Practical Guide: Implementing Customer Data Privacy in 8 Steps
Rather than abstract advice, here is a concrete roadmap that has proven effective in practice:
Step 1 – Conduct a data inventory: List every system where customer data is stored. CRM, accounting, email marketing, Excel files, paper records. Every system counts.
Step 2 – Document legal bases: For each processing purpose, record which legal basis applies. "We have always done it this way" is not a legal basis.
Step 3 – Define retention periods: Set a specific deadline for each data category and document who is responsible for execution.
Step 4 – Review access rights: Who has access to which data? Does the intern really need the full customer database? Grant access on a need-to-know basis.
Step 5 – Create a record of processing activities: The RoPA under Art. 30 GDPR is mandatory for most organisations. It documents which data you process and for what purpose.
Step 6 – Define a process for data subject requests: Who receives requests? How do you ensure all systems are covered? How is the one-month deadline met?
Step 7 – Train employees: Data privacy only works when people in the organisation know what matters. Regular short training sessions are more effective than one-off large events.
Step 8 – Review regularly: Data privacy is not a project with an end date. Conduct at least an annual review: Are retention periods being met? Are access rights still correct? Are there new processing activities that need to go into the RoPA?
What Violations Actually Cost
The GDPR allows fines of up to EUR 20 million or 4% of global annual turnover. In practice, amounts are lower but far from negligible:
| Violation | Typical Fine | Example |
|---|---|---|
| Missing privacy policy | EUR 5,000–25,000 | Online shop without privacy notice |
| Mailing despite advertising objection | EUR 5,000–50,000 | Letter sent to suppressed address |
| Incomplete access response | EUR 10,000–100,000 | System overlooked, data not disclosed |
| Failure to delete | EUR 10,000–500,000 | Old customer data never cleaned up |
| Data breach without notification | EUR 50,000–1 million | Customer data leak without authority notification |
| Systematic violations | From EUR 1 million | Missing TOMs, no RoPA, no DPO |
Beyond fines, additional costs arise: legal advice, internal effort for cooperating with the authority, notifying affected customers in case of a breach, and the trust damage. A publicly known data privacy incident can drive customers away permanently.
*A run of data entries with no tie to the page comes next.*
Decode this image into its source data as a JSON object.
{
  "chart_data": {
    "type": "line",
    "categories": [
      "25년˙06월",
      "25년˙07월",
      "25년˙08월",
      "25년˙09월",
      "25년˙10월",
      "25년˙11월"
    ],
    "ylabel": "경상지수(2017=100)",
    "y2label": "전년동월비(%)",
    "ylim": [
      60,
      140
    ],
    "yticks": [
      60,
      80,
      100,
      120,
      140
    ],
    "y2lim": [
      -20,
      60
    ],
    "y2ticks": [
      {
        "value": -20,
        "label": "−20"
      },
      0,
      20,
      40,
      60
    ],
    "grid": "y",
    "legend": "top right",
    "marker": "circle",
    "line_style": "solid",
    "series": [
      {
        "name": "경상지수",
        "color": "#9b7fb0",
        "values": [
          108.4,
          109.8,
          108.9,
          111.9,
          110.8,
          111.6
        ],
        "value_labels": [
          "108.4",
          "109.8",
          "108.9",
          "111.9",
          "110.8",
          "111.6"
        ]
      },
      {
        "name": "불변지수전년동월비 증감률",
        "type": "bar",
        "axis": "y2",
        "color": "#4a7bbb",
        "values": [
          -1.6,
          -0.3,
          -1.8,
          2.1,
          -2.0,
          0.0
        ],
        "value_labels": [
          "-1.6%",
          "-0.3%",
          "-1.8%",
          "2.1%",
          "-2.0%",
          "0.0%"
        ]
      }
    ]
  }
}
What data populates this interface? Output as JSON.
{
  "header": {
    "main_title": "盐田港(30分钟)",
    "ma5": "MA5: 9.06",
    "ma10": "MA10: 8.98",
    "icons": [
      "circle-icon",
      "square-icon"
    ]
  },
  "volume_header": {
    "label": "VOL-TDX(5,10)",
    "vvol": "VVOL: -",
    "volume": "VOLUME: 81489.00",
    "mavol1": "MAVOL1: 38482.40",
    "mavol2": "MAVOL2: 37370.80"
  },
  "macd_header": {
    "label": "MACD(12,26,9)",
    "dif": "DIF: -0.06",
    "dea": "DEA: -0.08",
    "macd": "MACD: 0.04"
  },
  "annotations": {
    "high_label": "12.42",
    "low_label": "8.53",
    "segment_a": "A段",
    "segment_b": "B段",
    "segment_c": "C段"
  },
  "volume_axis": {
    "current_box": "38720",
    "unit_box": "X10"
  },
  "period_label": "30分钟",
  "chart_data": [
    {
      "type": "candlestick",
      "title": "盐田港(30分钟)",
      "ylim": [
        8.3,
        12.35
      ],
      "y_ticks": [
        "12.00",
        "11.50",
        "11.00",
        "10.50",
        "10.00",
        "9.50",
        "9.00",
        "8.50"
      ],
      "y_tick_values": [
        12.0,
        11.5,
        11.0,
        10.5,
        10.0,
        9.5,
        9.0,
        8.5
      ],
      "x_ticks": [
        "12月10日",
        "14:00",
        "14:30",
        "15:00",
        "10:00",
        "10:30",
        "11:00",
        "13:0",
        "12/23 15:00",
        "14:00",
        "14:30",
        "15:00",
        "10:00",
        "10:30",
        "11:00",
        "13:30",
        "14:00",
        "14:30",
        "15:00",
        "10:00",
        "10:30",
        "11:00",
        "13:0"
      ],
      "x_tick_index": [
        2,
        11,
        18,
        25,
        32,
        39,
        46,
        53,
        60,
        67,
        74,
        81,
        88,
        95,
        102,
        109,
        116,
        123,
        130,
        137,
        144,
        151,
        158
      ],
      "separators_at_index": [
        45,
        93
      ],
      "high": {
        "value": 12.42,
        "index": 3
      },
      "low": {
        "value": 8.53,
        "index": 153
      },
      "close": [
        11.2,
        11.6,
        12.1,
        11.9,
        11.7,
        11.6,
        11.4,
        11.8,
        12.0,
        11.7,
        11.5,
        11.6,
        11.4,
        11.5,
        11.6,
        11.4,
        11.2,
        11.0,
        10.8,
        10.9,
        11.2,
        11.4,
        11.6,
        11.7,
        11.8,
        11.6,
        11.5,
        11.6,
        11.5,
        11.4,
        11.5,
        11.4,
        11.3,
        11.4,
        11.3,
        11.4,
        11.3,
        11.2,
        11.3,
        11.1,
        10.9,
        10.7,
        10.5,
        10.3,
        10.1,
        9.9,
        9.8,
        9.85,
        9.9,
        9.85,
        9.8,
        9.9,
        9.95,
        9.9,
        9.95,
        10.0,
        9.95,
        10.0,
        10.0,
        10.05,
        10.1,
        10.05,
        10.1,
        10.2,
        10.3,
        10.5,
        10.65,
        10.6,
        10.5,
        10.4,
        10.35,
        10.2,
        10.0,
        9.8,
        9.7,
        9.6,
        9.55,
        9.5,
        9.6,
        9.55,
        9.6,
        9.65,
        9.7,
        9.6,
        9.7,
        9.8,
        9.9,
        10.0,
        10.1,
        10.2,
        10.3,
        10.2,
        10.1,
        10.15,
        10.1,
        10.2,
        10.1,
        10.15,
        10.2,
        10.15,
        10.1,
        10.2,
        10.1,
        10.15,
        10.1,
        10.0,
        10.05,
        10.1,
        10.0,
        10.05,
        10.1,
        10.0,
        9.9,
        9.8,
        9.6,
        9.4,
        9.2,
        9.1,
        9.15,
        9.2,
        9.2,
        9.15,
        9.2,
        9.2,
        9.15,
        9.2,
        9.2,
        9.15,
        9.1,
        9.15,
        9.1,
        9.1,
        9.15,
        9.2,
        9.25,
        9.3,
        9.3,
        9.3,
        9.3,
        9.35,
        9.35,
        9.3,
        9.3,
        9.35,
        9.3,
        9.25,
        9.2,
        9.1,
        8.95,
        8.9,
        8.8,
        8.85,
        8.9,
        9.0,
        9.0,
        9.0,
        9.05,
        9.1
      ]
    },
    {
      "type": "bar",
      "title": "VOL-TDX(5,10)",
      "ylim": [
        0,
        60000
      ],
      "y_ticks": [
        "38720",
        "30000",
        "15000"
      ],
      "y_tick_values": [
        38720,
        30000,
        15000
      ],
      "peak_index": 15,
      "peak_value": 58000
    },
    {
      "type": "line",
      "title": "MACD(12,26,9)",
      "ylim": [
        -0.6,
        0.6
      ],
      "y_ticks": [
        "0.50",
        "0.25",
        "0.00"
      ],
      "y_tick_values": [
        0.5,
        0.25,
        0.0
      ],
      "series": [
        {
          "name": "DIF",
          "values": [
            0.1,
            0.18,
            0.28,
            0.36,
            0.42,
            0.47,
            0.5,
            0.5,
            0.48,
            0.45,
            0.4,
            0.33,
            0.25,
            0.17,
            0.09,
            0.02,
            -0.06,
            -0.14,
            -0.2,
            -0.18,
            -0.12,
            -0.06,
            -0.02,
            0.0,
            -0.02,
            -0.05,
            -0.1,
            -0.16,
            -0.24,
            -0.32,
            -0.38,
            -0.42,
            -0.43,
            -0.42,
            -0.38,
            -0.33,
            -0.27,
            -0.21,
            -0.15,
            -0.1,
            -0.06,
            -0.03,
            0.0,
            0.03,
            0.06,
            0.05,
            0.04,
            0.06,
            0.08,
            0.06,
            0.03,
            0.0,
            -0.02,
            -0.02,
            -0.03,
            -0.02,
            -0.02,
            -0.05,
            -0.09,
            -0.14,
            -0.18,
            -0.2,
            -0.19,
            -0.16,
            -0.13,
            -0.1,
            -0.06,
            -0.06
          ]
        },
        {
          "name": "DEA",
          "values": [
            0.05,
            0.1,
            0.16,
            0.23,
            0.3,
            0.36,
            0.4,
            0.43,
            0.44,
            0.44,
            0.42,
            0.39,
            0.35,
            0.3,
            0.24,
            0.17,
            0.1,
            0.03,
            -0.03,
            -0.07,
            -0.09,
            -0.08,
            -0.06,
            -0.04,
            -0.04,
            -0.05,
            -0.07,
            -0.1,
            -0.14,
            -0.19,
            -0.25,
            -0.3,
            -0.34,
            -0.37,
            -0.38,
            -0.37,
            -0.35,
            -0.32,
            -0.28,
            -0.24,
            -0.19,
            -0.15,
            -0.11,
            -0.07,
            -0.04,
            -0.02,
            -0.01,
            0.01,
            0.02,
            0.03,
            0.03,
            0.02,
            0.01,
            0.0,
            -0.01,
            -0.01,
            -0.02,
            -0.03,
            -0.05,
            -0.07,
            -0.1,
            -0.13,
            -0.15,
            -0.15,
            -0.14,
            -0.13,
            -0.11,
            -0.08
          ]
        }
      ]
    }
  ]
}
Small businesses and associations are not exempt. Supervisory authorities are increasingly auditing SMEs, especially when complaints from data subjects are received.
Customer Data as a Foundation of Trust
Data privacy for customer data is more than a compliance exercise. Organisations that manage their customer data properly benefit in three ways: they avoid fines and legal risks, they work with more reliable data, and they signal to customers that their trust is well-placed.
The effort required is manageable when you approach it systematically. The eight steps in this guide provide a concrete foundation. Start with the data inventory and everything else follows from there. And if you want to be on the safe side with address cleaning: local processing without cloud dependency is the simplest way to eliminate one more data privacy hurdle.